For the first time since the floods hit last June, some damaged artifacts are being returned to a Cedar Rapids museum.
On Tuesday, the Conservation Laboratory at the University of Iowa sent 31 items back to the African American Historical Museum and Cultural Center of Iowa.
Nancy Kraft, head of preservation at U-I Libraries, says one of the biggest tasks involved restoration of gourd drum which has ties to an ethnic group that was wiped-out in the Liberian Civil War. "It was completely covered in mud and muck," Kraft said. Cleaning the drum’s outer shell, skin top and feather edging involved 40 hours of work.
The process involved loads of cotton swabs and spit.

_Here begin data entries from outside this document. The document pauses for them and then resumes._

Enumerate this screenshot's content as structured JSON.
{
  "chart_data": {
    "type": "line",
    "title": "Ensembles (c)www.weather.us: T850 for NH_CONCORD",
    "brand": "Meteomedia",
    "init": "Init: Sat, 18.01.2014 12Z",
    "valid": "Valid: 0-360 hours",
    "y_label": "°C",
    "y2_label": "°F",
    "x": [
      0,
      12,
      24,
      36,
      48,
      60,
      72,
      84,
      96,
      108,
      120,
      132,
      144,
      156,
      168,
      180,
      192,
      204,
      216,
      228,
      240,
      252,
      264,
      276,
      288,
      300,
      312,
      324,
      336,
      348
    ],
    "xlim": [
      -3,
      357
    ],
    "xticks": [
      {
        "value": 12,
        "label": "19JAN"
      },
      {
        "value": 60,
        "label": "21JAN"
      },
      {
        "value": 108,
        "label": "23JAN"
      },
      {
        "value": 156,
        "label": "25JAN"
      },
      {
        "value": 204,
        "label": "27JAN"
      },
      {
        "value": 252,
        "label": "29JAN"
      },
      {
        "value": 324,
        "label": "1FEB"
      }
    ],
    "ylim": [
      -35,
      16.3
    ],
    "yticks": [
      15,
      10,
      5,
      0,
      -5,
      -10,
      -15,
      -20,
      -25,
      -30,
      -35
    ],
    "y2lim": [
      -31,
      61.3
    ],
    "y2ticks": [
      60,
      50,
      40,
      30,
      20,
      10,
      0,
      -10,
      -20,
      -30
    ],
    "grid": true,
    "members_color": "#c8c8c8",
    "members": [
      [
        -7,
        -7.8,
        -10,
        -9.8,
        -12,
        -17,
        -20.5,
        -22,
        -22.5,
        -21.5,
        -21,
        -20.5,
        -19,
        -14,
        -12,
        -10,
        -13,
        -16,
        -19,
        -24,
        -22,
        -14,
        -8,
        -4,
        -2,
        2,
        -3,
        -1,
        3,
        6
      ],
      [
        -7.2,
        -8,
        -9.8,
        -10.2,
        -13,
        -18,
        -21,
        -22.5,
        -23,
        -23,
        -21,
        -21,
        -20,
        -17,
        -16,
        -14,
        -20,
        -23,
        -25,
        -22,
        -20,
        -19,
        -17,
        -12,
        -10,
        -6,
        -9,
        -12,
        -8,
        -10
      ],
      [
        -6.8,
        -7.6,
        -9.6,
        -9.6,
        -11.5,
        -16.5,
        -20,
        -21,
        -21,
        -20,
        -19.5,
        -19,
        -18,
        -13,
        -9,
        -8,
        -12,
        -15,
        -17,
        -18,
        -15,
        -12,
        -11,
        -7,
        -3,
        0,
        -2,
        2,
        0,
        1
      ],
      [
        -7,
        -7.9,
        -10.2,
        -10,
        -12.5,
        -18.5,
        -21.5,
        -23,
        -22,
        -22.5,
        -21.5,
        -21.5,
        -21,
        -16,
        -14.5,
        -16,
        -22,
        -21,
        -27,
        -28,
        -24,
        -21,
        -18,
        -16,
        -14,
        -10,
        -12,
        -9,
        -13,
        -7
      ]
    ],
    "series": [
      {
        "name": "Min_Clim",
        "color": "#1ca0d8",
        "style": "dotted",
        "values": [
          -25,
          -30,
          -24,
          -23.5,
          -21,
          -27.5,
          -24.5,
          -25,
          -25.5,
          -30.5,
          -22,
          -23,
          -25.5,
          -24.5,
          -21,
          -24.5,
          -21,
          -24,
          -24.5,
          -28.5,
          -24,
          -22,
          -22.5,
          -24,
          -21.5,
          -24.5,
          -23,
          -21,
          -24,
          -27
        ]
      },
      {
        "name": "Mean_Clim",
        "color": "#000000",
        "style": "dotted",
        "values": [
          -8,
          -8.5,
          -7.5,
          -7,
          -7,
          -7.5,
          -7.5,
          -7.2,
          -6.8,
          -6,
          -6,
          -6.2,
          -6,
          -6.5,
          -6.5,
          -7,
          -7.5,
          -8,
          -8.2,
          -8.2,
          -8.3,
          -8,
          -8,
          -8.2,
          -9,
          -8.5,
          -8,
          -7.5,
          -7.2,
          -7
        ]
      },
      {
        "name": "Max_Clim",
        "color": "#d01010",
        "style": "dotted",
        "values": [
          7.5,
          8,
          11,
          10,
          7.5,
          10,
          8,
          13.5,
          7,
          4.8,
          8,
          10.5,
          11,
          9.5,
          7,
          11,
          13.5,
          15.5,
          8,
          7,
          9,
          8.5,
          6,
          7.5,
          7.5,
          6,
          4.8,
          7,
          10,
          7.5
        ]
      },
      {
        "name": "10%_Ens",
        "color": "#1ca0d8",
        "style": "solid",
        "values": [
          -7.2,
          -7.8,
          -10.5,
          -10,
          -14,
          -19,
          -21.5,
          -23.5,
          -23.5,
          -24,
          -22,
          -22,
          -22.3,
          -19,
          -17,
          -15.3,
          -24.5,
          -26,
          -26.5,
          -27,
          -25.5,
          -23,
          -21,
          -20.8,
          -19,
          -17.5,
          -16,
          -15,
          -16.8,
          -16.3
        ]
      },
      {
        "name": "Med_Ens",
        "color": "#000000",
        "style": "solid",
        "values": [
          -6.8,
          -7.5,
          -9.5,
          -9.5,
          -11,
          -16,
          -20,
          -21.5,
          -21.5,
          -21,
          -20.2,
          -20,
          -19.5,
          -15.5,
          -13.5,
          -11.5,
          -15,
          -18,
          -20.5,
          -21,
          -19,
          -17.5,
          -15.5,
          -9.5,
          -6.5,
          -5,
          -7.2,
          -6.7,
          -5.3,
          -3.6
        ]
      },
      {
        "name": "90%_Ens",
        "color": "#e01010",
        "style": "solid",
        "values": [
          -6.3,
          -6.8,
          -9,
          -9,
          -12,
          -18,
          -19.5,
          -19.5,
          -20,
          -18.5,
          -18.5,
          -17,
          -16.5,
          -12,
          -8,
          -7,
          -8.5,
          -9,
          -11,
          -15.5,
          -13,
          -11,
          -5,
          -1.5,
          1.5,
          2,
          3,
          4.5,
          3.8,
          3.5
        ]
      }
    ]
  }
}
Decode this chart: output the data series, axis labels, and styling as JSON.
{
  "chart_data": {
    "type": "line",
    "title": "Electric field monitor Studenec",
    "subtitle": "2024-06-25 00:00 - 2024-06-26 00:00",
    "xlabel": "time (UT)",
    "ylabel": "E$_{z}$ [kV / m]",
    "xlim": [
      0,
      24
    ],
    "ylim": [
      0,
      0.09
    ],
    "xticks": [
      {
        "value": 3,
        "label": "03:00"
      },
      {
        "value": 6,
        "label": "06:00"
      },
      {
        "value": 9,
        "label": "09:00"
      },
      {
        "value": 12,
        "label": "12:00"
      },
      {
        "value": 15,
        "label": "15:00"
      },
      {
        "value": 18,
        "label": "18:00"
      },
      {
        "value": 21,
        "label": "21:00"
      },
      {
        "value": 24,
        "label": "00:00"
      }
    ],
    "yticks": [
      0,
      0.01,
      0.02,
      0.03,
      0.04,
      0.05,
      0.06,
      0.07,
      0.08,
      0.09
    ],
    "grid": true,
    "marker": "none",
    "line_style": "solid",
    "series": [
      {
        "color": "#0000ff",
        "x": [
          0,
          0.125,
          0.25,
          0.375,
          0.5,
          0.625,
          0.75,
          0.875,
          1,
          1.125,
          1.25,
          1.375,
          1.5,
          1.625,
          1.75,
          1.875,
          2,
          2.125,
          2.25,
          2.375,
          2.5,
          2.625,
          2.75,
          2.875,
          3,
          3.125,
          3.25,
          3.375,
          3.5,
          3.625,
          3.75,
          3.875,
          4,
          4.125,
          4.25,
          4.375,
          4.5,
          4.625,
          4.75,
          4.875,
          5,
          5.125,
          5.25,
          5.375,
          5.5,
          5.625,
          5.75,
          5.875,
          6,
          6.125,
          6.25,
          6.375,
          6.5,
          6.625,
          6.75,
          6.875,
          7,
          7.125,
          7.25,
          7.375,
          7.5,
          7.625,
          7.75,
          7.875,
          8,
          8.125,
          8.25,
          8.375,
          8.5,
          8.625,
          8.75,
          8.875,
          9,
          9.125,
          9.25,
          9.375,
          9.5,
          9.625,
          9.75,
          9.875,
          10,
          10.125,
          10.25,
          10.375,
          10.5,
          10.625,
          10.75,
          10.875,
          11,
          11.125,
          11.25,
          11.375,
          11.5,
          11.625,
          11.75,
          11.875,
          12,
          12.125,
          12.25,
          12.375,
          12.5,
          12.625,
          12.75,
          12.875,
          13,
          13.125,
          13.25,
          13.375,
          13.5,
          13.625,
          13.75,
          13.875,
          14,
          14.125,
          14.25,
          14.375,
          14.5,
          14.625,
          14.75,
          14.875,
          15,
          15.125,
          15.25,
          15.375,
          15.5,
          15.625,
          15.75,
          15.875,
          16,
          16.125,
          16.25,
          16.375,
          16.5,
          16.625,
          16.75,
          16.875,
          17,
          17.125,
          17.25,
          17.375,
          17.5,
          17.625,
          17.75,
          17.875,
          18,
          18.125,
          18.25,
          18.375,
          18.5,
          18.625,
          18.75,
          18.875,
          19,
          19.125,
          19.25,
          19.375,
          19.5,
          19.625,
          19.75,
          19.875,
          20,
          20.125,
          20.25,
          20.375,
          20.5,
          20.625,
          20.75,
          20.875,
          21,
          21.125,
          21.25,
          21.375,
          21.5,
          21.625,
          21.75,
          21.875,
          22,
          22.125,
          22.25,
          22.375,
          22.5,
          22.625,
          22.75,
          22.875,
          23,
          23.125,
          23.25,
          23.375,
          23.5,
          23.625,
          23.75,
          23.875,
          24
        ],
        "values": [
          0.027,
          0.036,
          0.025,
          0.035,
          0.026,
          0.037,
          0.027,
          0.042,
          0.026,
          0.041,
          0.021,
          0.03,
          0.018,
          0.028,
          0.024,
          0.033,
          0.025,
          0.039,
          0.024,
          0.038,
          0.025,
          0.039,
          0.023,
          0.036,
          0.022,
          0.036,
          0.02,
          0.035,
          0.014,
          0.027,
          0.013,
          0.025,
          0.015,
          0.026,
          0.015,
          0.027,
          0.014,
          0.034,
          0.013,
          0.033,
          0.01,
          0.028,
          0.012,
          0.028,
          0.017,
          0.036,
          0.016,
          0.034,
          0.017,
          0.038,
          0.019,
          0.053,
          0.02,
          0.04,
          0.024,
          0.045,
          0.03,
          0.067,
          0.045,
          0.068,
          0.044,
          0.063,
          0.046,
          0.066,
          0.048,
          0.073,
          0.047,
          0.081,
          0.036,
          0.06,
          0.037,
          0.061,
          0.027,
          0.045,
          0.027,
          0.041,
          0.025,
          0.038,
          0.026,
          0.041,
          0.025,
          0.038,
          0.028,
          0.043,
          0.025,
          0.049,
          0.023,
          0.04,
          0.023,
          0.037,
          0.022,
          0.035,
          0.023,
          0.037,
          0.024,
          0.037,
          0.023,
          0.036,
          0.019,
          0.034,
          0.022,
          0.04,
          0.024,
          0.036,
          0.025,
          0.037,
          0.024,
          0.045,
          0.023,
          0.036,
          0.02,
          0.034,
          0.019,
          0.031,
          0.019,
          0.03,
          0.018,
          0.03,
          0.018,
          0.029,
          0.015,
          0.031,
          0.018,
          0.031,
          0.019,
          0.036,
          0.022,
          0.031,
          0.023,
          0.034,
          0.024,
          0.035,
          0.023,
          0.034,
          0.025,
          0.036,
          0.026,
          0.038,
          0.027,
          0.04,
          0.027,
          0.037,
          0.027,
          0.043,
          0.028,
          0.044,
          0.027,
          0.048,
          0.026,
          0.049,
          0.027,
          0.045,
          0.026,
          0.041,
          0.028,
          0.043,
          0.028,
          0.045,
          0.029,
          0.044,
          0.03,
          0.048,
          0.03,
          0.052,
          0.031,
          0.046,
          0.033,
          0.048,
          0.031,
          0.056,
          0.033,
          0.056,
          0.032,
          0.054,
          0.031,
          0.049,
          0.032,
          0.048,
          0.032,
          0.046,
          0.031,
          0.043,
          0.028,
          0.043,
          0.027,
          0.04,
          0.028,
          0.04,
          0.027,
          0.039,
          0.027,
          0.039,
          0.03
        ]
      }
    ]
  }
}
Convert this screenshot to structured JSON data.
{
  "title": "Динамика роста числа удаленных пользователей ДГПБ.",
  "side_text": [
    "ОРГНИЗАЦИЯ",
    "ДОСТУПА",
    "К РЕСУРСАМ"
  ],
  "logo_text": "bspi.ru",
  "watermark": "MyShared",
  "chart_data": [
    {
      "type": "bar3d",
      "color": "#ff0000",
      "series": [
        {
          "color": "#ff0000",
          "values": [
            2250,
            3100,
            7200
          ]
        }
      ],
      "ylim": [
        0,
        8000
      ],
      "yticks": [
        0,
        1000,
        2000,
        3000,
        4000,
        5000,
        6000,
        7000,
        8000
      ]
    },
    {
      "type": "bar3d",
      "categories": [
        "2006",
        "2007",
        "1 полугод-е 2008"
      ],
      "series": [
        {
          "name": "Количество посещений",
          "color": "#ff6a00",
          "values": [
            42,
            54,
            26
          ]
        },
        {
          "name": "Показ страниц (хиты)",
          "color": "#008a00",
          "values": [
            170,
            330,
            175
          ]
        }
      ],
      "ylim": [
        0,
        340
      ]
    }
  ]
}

That’s right…spit…human saliva. "It breaks down the dirt in a safe way," Kraft explained. "It’s kind of funny…I guess you can buy manufactured spit, but we’re using our own." The other items returning to the museum include Liberty Coins from the 1830s, several feathered fans, baskets and a mat woven by George Washington Carver.
The U-I Conservation Lab is continuing work on other flood damaged items from the African American Museum, as well as artifacts from the National Czech and Slovak Museum and Library in Cedar Rapids and the Johnson County Historical Society.
Kraft estimates it will take at least two more years before the bulk of the restoration efforts are finished. Officials have not been able to determine a price tag on all the work – primarily because they’re still trying to decide what items can be salvaged and what pieces will be lost.